Financial Inclusion poses policy challenges on a scale and with an urgency that is unique for developing countries which house more than 90% of the world’s unbanked population. Developed countries policy makers have recognised that there are complex and multi-dimensional factors that contribute to financial exclusion and therefore require a comprehensive variety of providers, products and technologies that best suits the socio-economic, political, cultural and geographical conditions in these countries. India’s experience as a developing country towards ensuring financial inclusion and weeding out financial exclusion has been unique. Indian economy has achieved a phenomenal economic growth during the last decade or so. But this growth has not been inclusive. Mobile phones, E-Mail, E-Commerce, Swanky Cars, trendy dresses, plastic money and 24-hour banking through ATMs have all become a reality in the country but only in the cities and towns.
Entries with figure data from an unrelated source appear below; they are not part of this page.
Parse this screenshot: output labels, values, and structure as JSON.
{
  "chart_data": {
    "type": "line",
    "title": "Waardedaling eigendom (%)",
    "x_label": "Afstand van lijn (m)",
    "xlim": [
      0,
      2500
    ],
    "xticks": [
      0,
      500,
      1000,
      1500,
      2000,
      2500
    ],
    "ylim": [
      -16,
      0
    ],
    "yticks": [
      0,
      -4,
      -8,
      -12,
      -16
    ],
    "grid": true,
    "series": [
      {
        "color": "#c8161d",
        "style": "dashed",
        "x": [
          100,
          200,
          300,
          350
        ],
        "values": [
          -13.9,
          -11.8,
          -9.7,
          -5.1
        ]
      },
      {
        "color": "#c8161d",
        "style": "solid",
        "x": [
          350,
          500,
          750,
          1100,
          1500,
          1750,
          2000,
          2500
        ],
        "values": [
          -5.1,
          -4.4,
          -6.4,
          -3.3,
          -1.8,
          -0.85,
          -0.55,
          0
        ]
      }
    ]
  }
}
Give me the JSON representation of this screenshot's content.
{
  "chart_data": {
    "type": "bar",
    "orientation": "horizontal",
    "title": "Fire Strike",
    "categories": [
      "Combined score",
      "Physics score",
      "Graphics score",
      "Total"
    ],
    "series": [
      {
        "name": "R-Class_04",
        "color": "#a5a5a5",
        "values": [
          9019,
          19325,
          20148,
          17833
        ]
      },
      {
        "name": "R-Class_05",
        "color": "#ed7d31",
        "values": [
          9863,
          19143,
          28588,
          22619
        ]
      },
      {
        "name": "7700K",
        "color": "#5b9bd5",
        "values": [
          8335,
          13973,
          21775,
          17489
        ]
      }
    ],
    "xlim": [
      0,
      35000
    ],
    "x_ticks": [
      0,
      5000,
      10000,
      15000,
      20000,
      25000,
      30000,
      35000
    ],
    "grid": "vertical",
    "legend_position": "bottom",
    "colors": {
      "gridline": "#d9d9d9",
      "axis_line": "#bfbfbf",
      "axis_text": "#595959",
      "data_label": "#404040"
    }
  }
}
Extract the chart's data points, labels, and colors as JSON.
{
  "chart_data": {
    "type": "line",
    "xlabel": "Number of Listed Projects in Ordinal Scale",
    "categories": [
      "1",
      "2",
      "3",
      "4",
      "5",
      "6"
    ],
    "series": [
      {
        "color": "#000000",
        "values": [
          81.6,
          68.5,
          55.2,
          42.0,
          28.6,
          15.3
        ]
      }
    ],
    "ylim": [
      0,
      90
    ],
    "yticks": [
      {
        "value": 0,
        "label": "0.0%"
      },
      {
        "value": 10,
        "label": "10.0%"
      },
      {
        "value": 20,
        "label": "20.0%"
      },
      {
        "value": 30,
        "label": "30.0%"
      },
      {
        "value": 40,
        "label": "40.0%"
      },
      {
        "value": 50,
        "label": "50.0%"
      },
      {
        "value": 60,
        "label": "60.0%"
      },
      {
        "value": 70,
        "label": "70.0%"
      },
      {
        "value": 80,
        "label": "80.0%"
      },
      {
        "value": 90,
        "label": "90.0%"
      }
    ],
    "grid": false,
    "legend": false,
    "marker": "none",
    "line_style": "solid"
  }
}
One of the reasons for this exclusive growth witnessed in the country has been attributed to the failure of the second generation reforms which were broadly related with financial sector reforms aimed to achieve greater financial inclusion. The problem of ‘Financial Exclusion’ is severe in the country. The State of Jammu & Kashmir is no exception to this socio-economic problem. An effort has been made in this paper to assess how serious the problem of financial exclusion is in the state? What has been the impact of the initiatives taken by RBI towards greater ‘Financial Inclusion’ & what more needs to be done to achieve full & meaningful financial inclusion?